﻿ Data Exploration and Spatial Statistics > Statistical Methods and Spatial Data > Spatial sampling

# Spatial sampling

Principles and methods of spatial sampling have been described briefly in Section 2.2.8, Spatial sampling, and some of the general concepts are explored in more detail in Dixon and Leach (1977, CATMOG 17) and more recently in Delmelle (2008). In this subsection we focus on 2D sampling, but similar concepts apply to 1-D (transect) and 3D (volumetric) sampling. When spatial samples are subsequently analyzed, many factors have to be taken into consideration, such as: sample size; how representative the sample is; whether the sample might be biased in any way; whether temporal factors are important; to what extent edge effects might influence the sample and the subsequent analysis; whether sampled data has been aggregated; how the data measurements were conducted (procedures and equipment); whether sampling order or arrangement is important; to what extent can the measured data samples be regarded as being from a population? In short, the full range of classical sampling issues must be considered coupled with some specifically spatial factors.

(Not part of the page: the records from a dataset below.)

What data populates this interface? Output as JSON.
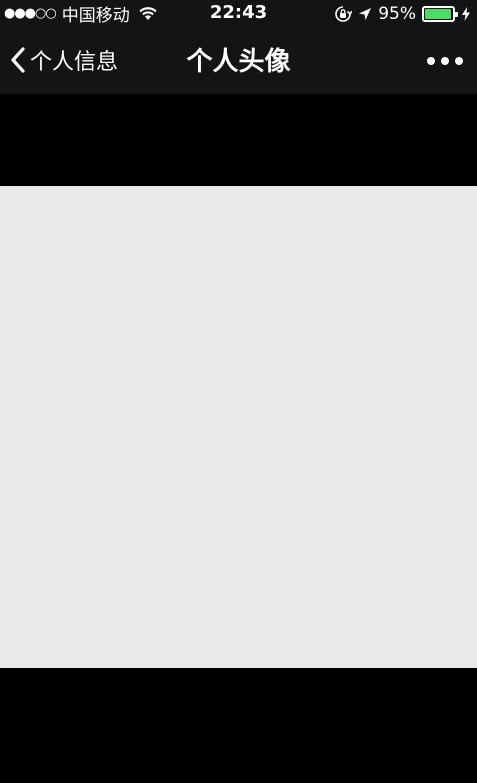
{
  "status_bar": {
    "signal": "●●●○○",
    "carrier": "中国移动",
    "time": "22:43",
    "battery_percent": "95%",
    "battery_level": 0.95,
    "icons": [
      "wifi-icon",
      "orientation-lock-icon",
      "location-arrow-icon",
      "battery-icon",
      "charging-bolt-icon"
    ]
  },
  "nav": {
    "back_label": "个人信息",
    "title": "个人头像",
    "icons": [
      "back-chevron-icon",
      "more-dots-icon"
    ]
  },
  "colors": {
    "bar_background": "#141416",
    "page_background": "#000000",
    "avatar_placeholder": "#ebe9ec",
    "battery_green": "#4cd964"
  }
}
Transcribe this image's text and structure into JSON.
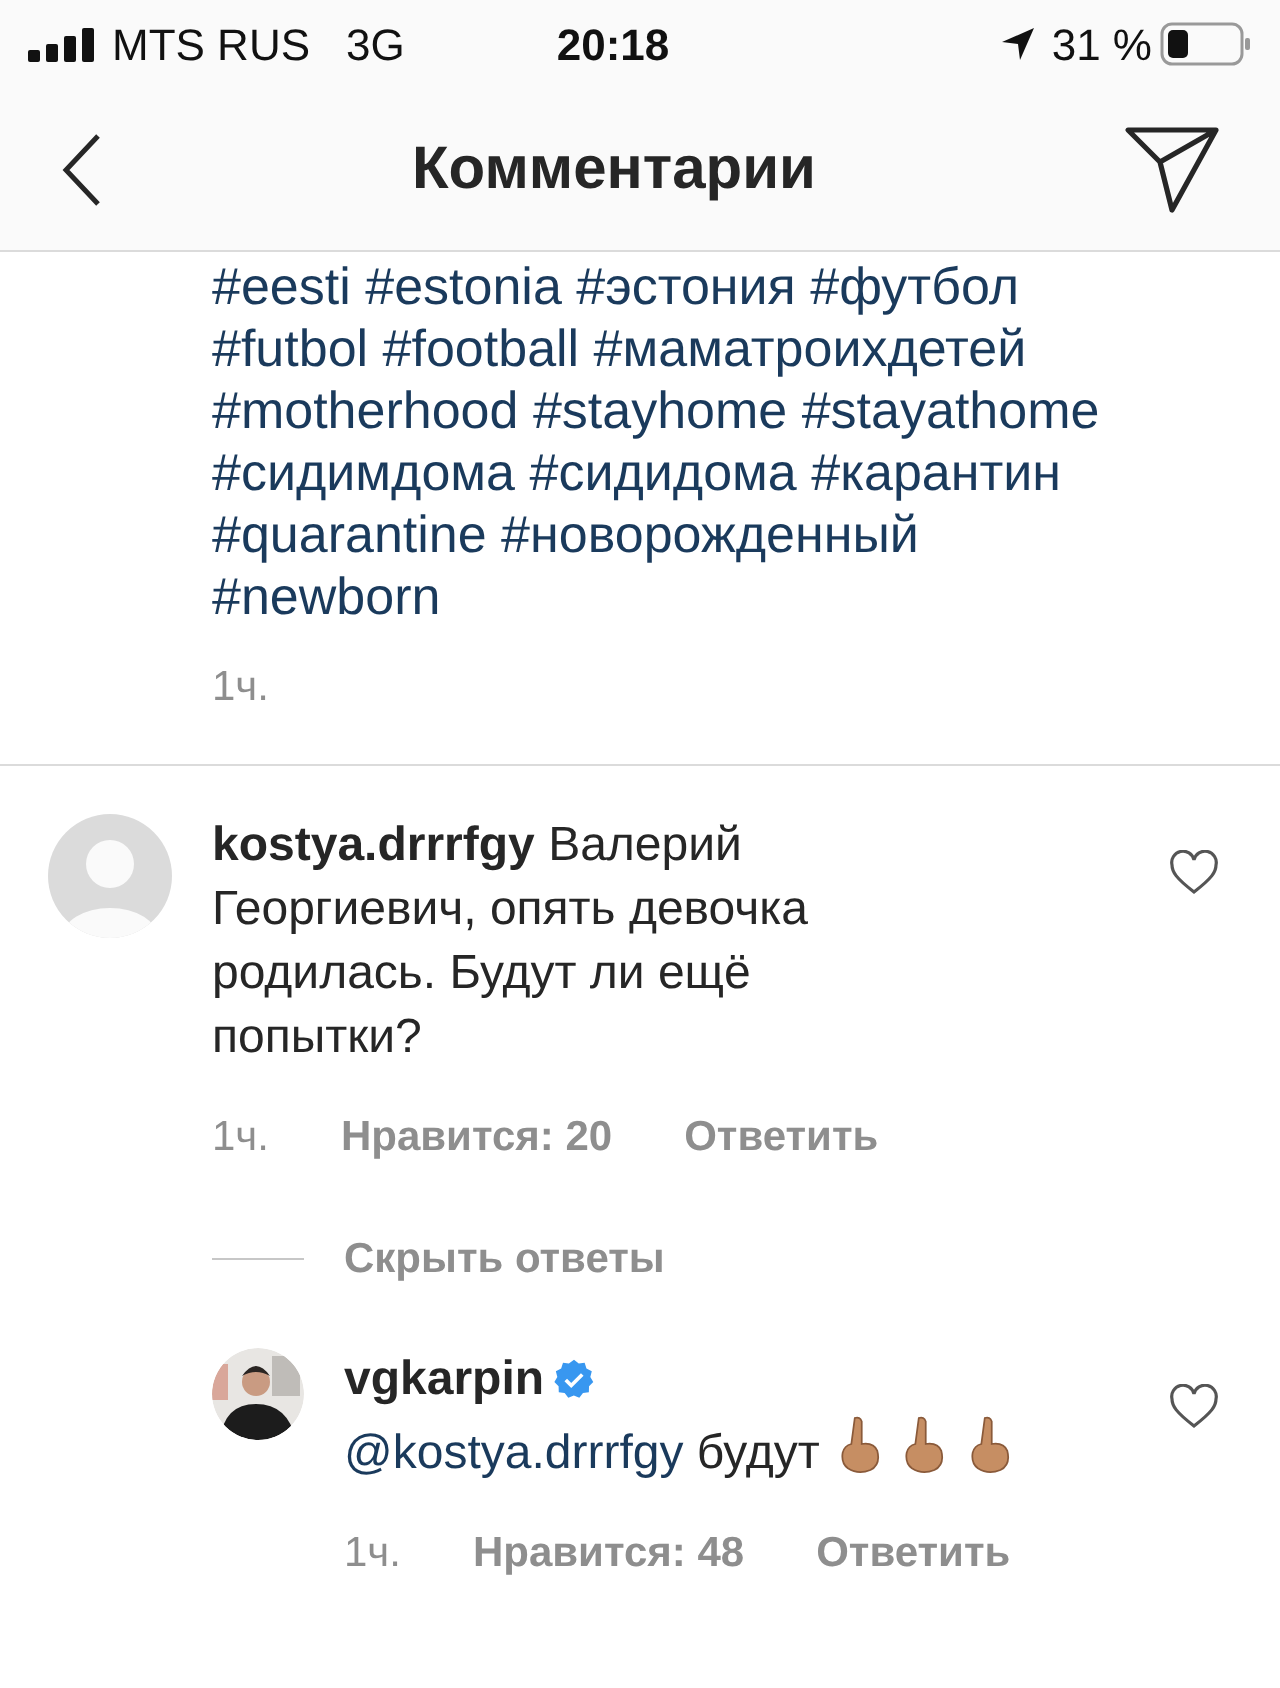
{
  "status_bar": {
    "carrier": "MTS RUS",
    "network": "3G",
    "time": "20:18",
    "battery": "31 %"
  },
  "header": {
    "title": "Комментарии"
  },
  "caption": {
    "hashtags": [
      "#eesti #estonia #эстония #футбол",
      "#futbol #football #маматроихдетей",
      "#motherhood #stayhome #stayathome",
      "#сидимдома #сидидома #карантин",
      "#quarantine #новорожденный",
      "#newborn"
    ],
    "time": "1ч."
  },
  "comments": [
    {
      "username": "kostya.drrrfgy",
      "text": "Валерий Георгиевич, опять девочка родилась. Будут ли ещё попытки?",
      "liked": false,
      "time": "1ч.",
      "likes": "Нравится: 20",
      "reply": "Ответить"
    }
  ],
  "hide_replies": "Скрыть ответы",
  "replies": [
    {
      "username": "vgkarpin",
      "verified": true,
      "mention": "@kostya.drrrfgy",
      "text": "будут",
      "emojis": [
        {
          "kind": "pointing-up"
        },
        {
          "kind": "pointing-up"
        },
        {
          "kind": "pointing-up"
        }
      ],
      "liked": false,
      "time": "1ч.",
      "likes": "Нравится: 48",
      "reply": "Ответить"
    }
  ]
}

Amongst the most commonly applied sampling schemes are those based on point sampling within a regular grid framework. Figure 5‑1 illustrates a number of the simplest schemes based on 100 sample points. The first (Figure 5‑1A) shows a set of regularly spaced sample points in a sample square region. Systematic sampling of this type, and variants such as that shown in Figure 5‑1D in which the start points of each sequence are selected with a random offset, suffer from two major problems: (i) the sampling interval may coincide with some periodicity in the data being studied (or a related variable), resulting in substantial bias in the data; and (ii) the set of distances sampled is effectively fixed, hence important distance-related effects (such as dispersal, contagion etc.) may be missed entirely. Purely random sampling, as illustrated in Figure 5‑1B has attractions from a statistical perspective, but as can be seen, marked clustering occurs whilst some areas are left without any samples at all. A number of solutions to these problems are used, often based on combining the coverage benefits of regular sampling with the randomness of true random selection. Figure 5‑1C illustrates this class of sampling schemes, with each sample point being selected as a random offset from the regularly spaced (x,y) coordinates shown by the + symbols. The degree of offset determines how regular or how random the sampled points will be. Note that some clustering of samples may still occur with this approach. In each of these examples the point selection is carried out without any prior knowledge of the objects to be sampled or the environment from which the samples are to be drawn. If ancillary information is available, it may alter the design selected. For example, if samples are sought that represent certain landscape classes (e.g. grassland, deciduous woodland, coniferous woodland, etc.), then it is generally preferable to stratify the samples by regions that have been separated identified as forming these various classes. Likewise, if 100 samples are to be taken, and it is known that certain parts of the landscape are much more varied than others (in respect of the data to be studied) then it makes sense to undertake more samples in the most varying regions.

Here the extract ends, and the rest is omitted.